NASA’s Perseverance Rover is approaching a significant milestone as it continues its extended mission exploring the Red Planet’s surface. The robotic vehicle has covered 26.09 miles during more than five years of operation, nearly reaching the standard marathon distance of 26.22 miles.
Mission manager Robert Hogg expects the rover will surpass the marathon mark within the coming month as it continues its scientific work.
The automobile-sized explorer touched down on the Martian surface on February 18, 2021, originally scheduled for a mission lasting one Martian year, equivalent to approximately 687 Earth days.
“The rover continues in good health with at least a decade left in its power source. The duration of the mission will depend on choices NASA makes,” said Ken Farley, the rover’s deputy project scientist at Caltech, in statements shared with Reuters through NASA.
Equipped with advanced scientific equipment, Perseverance has conducted operations within and surrounding Jezero Crater, located in Mars’ northern hemisphere. Scientists believe this region was once submerged under water and contained an ancient lake system. The area features various water-related geological formations, including an ancient fan-shaped sedimentary structure where a river emptied into a lake over three billion years ago.
While Mars today appears cold and barren, the planet once maintained a denser atmosphere and warmer temperatures that supported liquid water on its surface. Researchers hope to discover whether Mars once supported life forms. Since water represents a crucial component for life, Jezero Crater’s watery history makes it an ideal location for investigation.
NASA announced Perseverance’s most significant finding last year – a sample extracted from within the crater consisting of reddish rock that formed billions of years ago from lake-bottom sediment, potentially containing indicators of ancient microscopic life. Scientists noted that minerals identified by the rover might indicate past microbial activity, though they could also result from non-biological processes.
“Further work evaluating whether these are truly evidence of Martian life requires analysis in terrestrial laboratories that contain the kinds of instrumentation necessary to make that determination,” Farley explained.
“Perseverance will continue to collect rock samples with the hope for return to Earth by a future robotic or crewed mission,” Farley added.
The rover has also collected information about organic compounds on Mars.

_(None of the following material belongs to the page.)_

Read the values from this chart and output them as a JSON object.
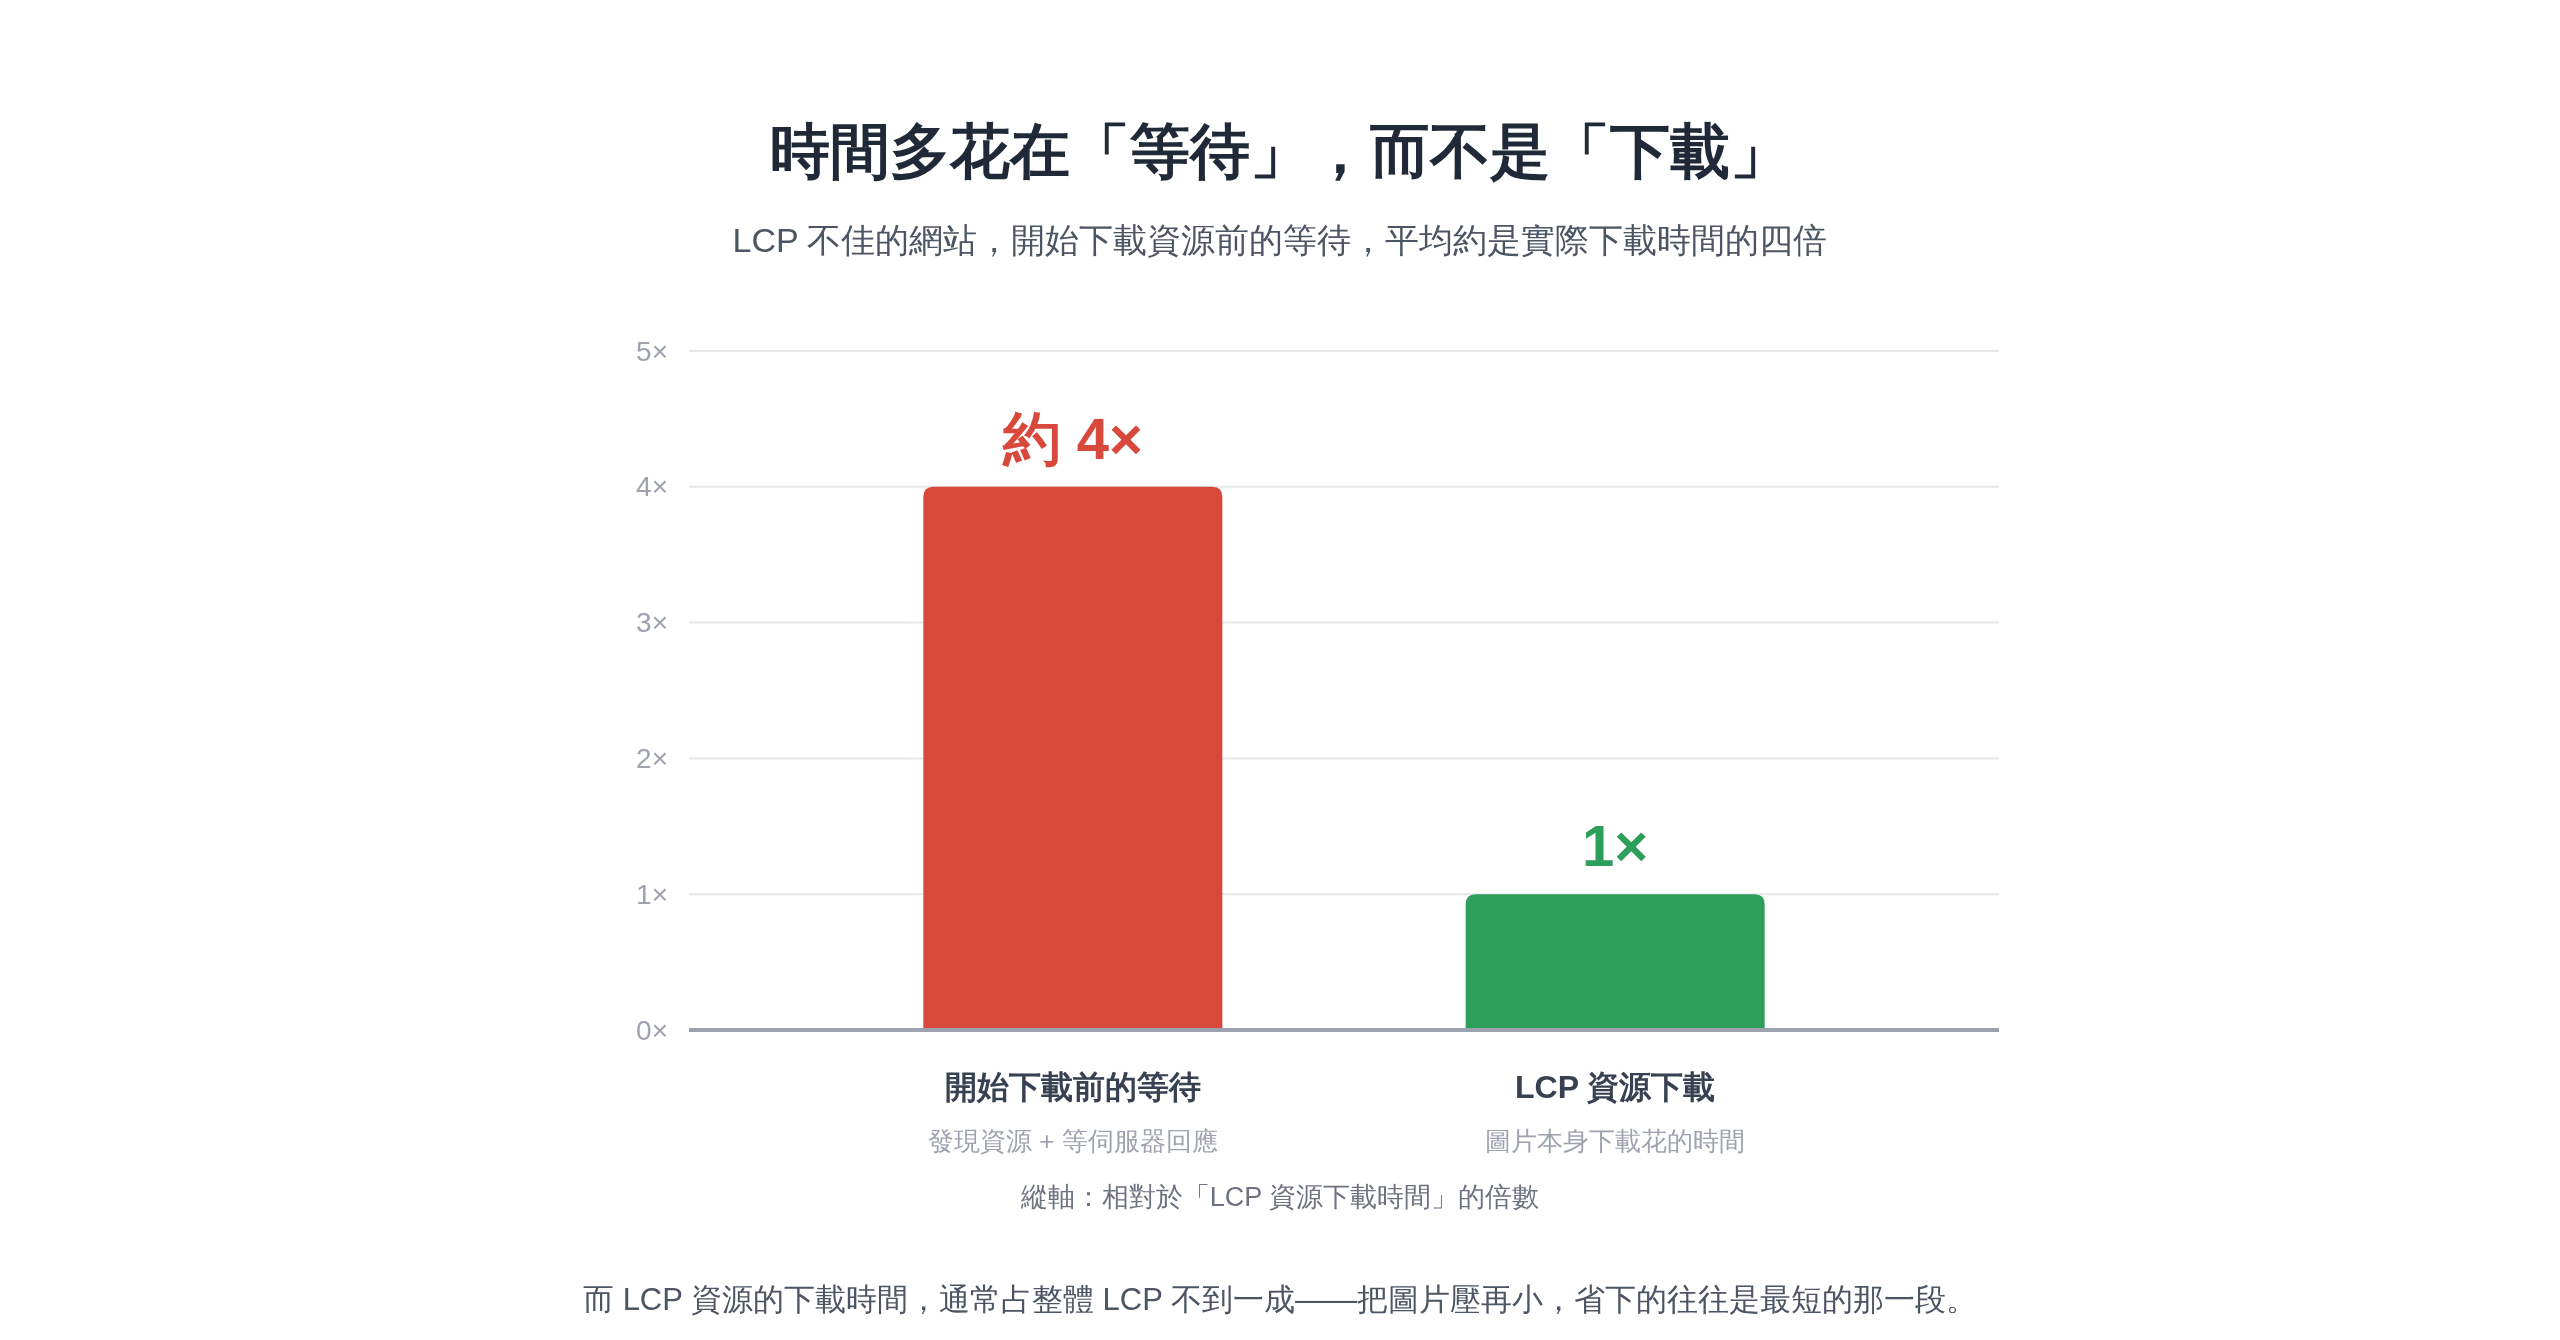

Additional discoveries include documentation of electrical activity in the Martian atmosphere, detecting electrical charges commonly linked with spinning wind formations known as dust devils, and recording the first visible-light aurora observation on Mars, showing the sky glowing faintly in green.

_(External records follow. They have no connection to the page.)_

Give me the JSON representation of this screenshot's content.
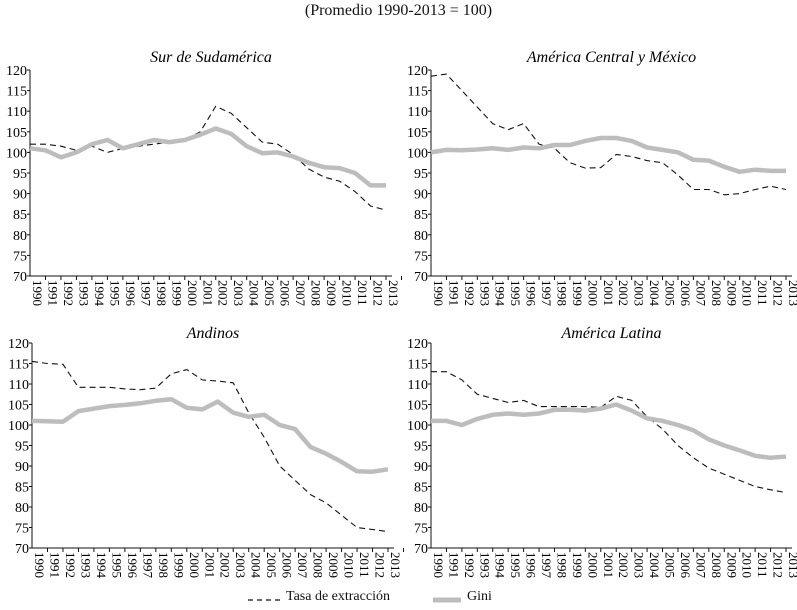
{
  "title": "(Promedio 1990-2013 = 100)",
  "legend": {
    "tasa": "Tasa de extracción",
    "gini": "Gini"
  },
  "colors": {
    "tasa": "#111111",
    "gini": "#bdbdbd"
  },
  "chart_data": [
    {
      "type": "line",
      "title": "Sur de Sudamérica",
      "x": [
        1990,
        1991,
        1992,
        1993,
        1994,
        1995,
        1996,
        1997,
        1998,
        1999,
        2000,
        2001,
        2002,
        2003,
        2004,
        2005,
        2006,
        2007,
        2008,
        2009,
        2010,
        2011,
        2012,
        2013
      ],
      "ylim": [
        70,
        120
      ],
      "yticks": [
        70,
        75,
        80,
        85,
        90,
        95,
        100,
        105,
        110,
        115,
        120
      ],
      "series": [
        {
          "name": "Tasa de extracción",
          "values": [
            102,
            102,
            101.5,
            100.5,
            101.5,
            100,
            101,
            101.5,
            102,
            102.5,
            103,
            105,
            111.2,
            109.5,
            106,
            102.5,
            102,
            99.5,
            96,
            94,
            93,
            90.5,
            87,
            86
          ]
        },
        {
          "name": "Gini",
          "values": [
            101,
            100.5,
            98.8,
            100,
            102,
            103,
            101,
            102,
            103,
            102.5,
            103,
            104.3,
            105.8,
            104.5,
            101.5,
            99.8,
            100,
            99,
            97.5,
            96.4,
            96.2,
            95,
            92,
            92
          ]
        }
      ]
    },
    {
      "type": "line",
      "title": "América Central y México",
      "x": [
        1990,
        1991,
        1992,
        1993,
        1994,
        1995,
        1996,
        1997,
        1998,
        1999,
        2000,
        2001,
        2002,
        2003,
        2004,
        2005,
        2006,
        2007,
        2008,
        2009,
        2010,
        2011,
        2012,
        2013
      ],
      "ylim": [
        70,
        120
      ],
      "yticks": [
        70,
        75,
        80,
        85,
        90,
        95,
        100,
        105,
        110,
        115,
        120
      ],
      "series": [
        {
          "name": "Tasa de extracción",
          "values": [
            118.5,
            119,
            115,
            111,
            107,
            105.5,
            107,
            102,
            101,
            97.5,
            96.2,
            96.3,
            99.5,
            99,
            98,
            97.5,
            94.5,
            91,
            91,
            89.7,
            90,
            91,
            91.8,
            91
          ]
        },
        {
          "name": "Gini",
          "values": [
            100,
            100.6,
            100.5,
            100.7,
            101,
            100.6,
            101.2,
            101,
            101.8,
            101.8,
            102.8,
            103.5,
            103.5,
            102.8,
            101.2,
            100.6,
            100,
            98.2,
            98,
            96.5,
            95.3,
            95.8,
            95.5,
            95.5
          ]
        }
      ]
    },
    {
      "type": "line",
      "title": "Andinos",
      "x": [
        1990,
        1991,
        1992,
        1993,
        1994,
        1995,
        1996,
        1997,
        1998,
        1999,
        2000,
        2001,
        2002,
        2003,
        2004,
        2005,
        2006,
        2007,
        2008,
        2009,
        2010,
        2011,
        2012,
        2013
      ],
      "ylim": [
        70,
        120
      ],
      "yticks": [
        70,
        75,
        80,
        85,
        90,
        95,
        100,
        105,
        110,
        115,
        120
      ],
      "series": [
        {
          "name": "Tasa de extracción",
          "values": [
            115.5,
            115,
            114.8,
            109.2,
            109.2,
            109.2,
            108.8,
            108.6,
            109,
            112.5,
            113.5,
            111,
            110.7,
            110.3,
            103,
            97,
            90,
            86.5,
            83,
            81,
            78,
            75,
            74.5,
            74
          ]
        },
        {
          "name": "Gini",
          "values": [
            101,
            100.9,
            100.8,
            103.4,
            104,
            104.6,
            104.9,
            105.3,
            105.9,
            106.3,
            104.2,
            103.8,
            105.7,
            103,
            102,
            102.5,
            100,
            99,
            94.6,
            93,
            91,
            88.7,
            88.6,
            89.2
          ]
        }
      ]
    },
    {
      "type": "line",
      "title": "América Latina",
      "x": [
        1990,
        1991,
        1992,
        1993,
        1994,
        1995,
        1996,
        1997,
        1998,
        1999,
        2000,
        2001,
        2002,
        2003,
        2004,
        2005,
        2006,
        2007,
        2008,
        2009,
        2010,
        2011,
        2012,
        2013
      ],
      "ylim": [
        70,
        120
      ],
      "yticks": [
        70,
        75,
        80,
        85,
        90,
        95,
        100,
        105,
        110,
        115,
        120
      ],
      "series": [
        {
          "name": "Tasa de extracción",
          "values": [
            113,
            113,
            111,
            107.5,
            106.5,
            105.5,
            106,
            104.5,
            104.5,
            104.5,
            104.5,
            104.3,
            107,
            106,
            102,
            99,
            95,
            92,
            89.5,
            88,
            86.5,
            85,
            84.2,
            83.5
          ]
        },
        {
          "name": "Gini",
          "values": [
            101,
            101,
            100,
            101.5,
            102.5,
            102.8,
            102.5,
            102.8,
            103.7,
            103.7,
            103.5,
            104,
            105,
            103.5,
            101.6,
            101,
            100,
            98.7,
            96.5,
            95,
            93.8,
            92.5,
            92,
            92.3
          ]
        }
      ]
    }
  ]
}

During its initial years, Perseverance recorded the development cycle of the lake that occupied Jezero Crater approximately 3.7 billion years ago. The lake began as a shallow body of water, leaving salt-heavy sediments on the crater bottom, then expanded to a depth of at least 30 feet, with sandy materials flowing into the lake to create a delta formation, according to Farley.
The rover currently operates just beyond Jezero Crater’s boundaries, studying extremely old rock formations likely dating back more than four billion years. Since Mars and Earth both formed roughly 4.5 billion years ago, these rocks represent samples from the planet’s early period.
“Importantly this time period, and this surface environment, are very likely similar to those on Earth when life originated. Because rocks of this era were completely destroyed on Earth, Mars offers a key analog environment in which to investigate pre-biotic chemistry and possibly the origin of life,” Farley stated.
NASA operates a second rover on Mars called Curiosity, which arrived in 2012 at Gale Crater near the Martian equator and has traveled 22.93 miles. The rover with the greatest distance record on Mars was NASA’s Opportunity, which covered 28.06 miles during its mission from 2004 to 2019.
Perseverance carried a compact helicopter named Ingenuity that achieved the first powered and controlled aircraft flight on another world, successfully operating in Mars’ extremely thin atmosphere 72 times, traveling 10.5 miles and reaching heights of approximately 79 feet.
The varied environments both inside and outside Jezero Crater have provided valuable insights into Mars’ history.
“The fact that Perseverance could explore both a lake-river system and the early Martian crust, separated in time by perhaps half a billion years, means the Jezero site keeps on giving scientifically even after five years on the surface,” Farley concluded.